Hey ho, extra time. Michael Turner, who doesn't allow guff like this, gets on from the bench for young Cooper. City had already introduced King (so much for being ineligible via his loan) for Windass and young Nicky Featherstone, a local boy on a permanent periphery of the first team, for Barmby. Now Turner, our gallant and towering central defender who'll become our first-ever England player soon, is on. He'll put a stop to this. He'll prevent penalties.

Yep, he did. By fouling Shaun McDonald in the box just before the first period was done. Gomez took it this time, and scored. Duke went the other way. 2-1 to the home side and a sense of relief.

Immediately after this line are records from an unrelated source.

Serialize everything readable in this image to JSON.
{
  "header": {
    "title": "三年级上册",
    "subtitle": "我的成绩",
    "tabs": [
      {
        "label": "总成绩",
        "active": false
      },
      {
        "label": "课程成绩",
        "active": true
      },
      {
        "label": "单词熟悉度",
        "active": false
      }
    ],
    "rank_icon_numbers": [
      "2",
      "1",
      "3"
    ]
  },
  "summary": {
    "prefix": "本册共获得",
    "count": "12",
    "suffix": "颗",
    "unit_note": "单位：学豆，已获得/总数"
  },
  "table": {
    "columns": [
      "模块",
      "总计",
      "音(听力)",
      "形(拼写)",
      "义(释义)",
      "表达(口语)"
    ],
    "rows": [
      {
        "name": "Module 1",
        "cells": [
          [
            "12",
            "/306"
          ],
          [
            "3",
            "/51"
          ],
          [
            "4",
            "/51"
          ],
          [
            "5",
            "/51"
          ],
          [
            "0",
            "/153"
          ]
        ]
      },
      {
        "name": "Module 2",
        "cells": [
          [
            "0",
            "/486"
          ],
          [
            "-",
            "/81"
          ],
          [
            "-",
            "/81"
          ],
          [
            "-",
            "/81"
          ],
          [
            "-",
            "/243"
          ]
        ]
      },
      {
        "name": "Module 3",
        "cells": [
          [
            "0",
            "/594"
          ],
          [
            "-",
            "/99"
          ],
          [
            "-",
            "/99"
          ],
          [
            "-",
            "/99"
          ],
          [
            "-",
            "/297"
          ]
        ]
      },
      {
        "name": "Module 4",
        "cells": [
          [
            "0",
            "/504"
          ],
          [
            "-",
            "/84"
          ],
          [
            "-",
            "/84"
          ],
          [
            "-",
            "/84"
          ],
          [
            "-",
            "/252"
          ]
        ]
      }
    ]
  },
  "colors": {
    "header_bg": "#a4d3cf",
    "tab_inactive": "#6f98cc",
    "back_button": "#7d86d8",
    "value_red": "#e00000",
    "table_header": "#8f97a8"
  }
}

Mind you, we nearly prolonged the anguish further by equalising very late on. Hughes, playing a ball which worked for once, delivered a free kick to the far post where a panicky defender headed right across his own goal. Folan was there, finally ready to sieze his chance from a couple of yards - and headed it over the bar. Despair. And yet relief too. To go all the way to Swansea to lose on penalties would have been an extravagance even the hardest of diehards would have found difficult to justify.

The final whistle was greeted with joy from the home contingent and a murmur of discontentment from the few Tigers fans who'd stuck around for the whole sorry evening. Plusses? France had a good match, but he isn't Ashbee or Marney and he'll only join that list of players to have featured for the Tigers in all four divisions via the bench and an injury crisis. Duke was ace, and it's a comfort to know he's there and ravenous in the event of Boaz Myhill coming unstuck. Windass probably did enough in an hour than Folan in twice the time to get on board against Wigan, but that's in the lap of the gods now.

The rest deserve the title of fringe player - they looked like nothing else.

Swansea City: De Vries, Painter, Monk, Collins (Rangel 55), Serran, Orlandi, Gomez, Tudur-Jones, MacDonald, Allen (Pintado 54), Bauza (Brandy 81). Subs not used: O'Leary, Tate, Gower, Lawrence.

Hull City: Duke, Mendy, Cooper (Turner 91), Brown, Doyle, Barmby (Featherstone 72), Hughes, France, Halmosi, Folan, Windass (King 62). Subs not used: Atkinson, Garcia, Welsh, Warner.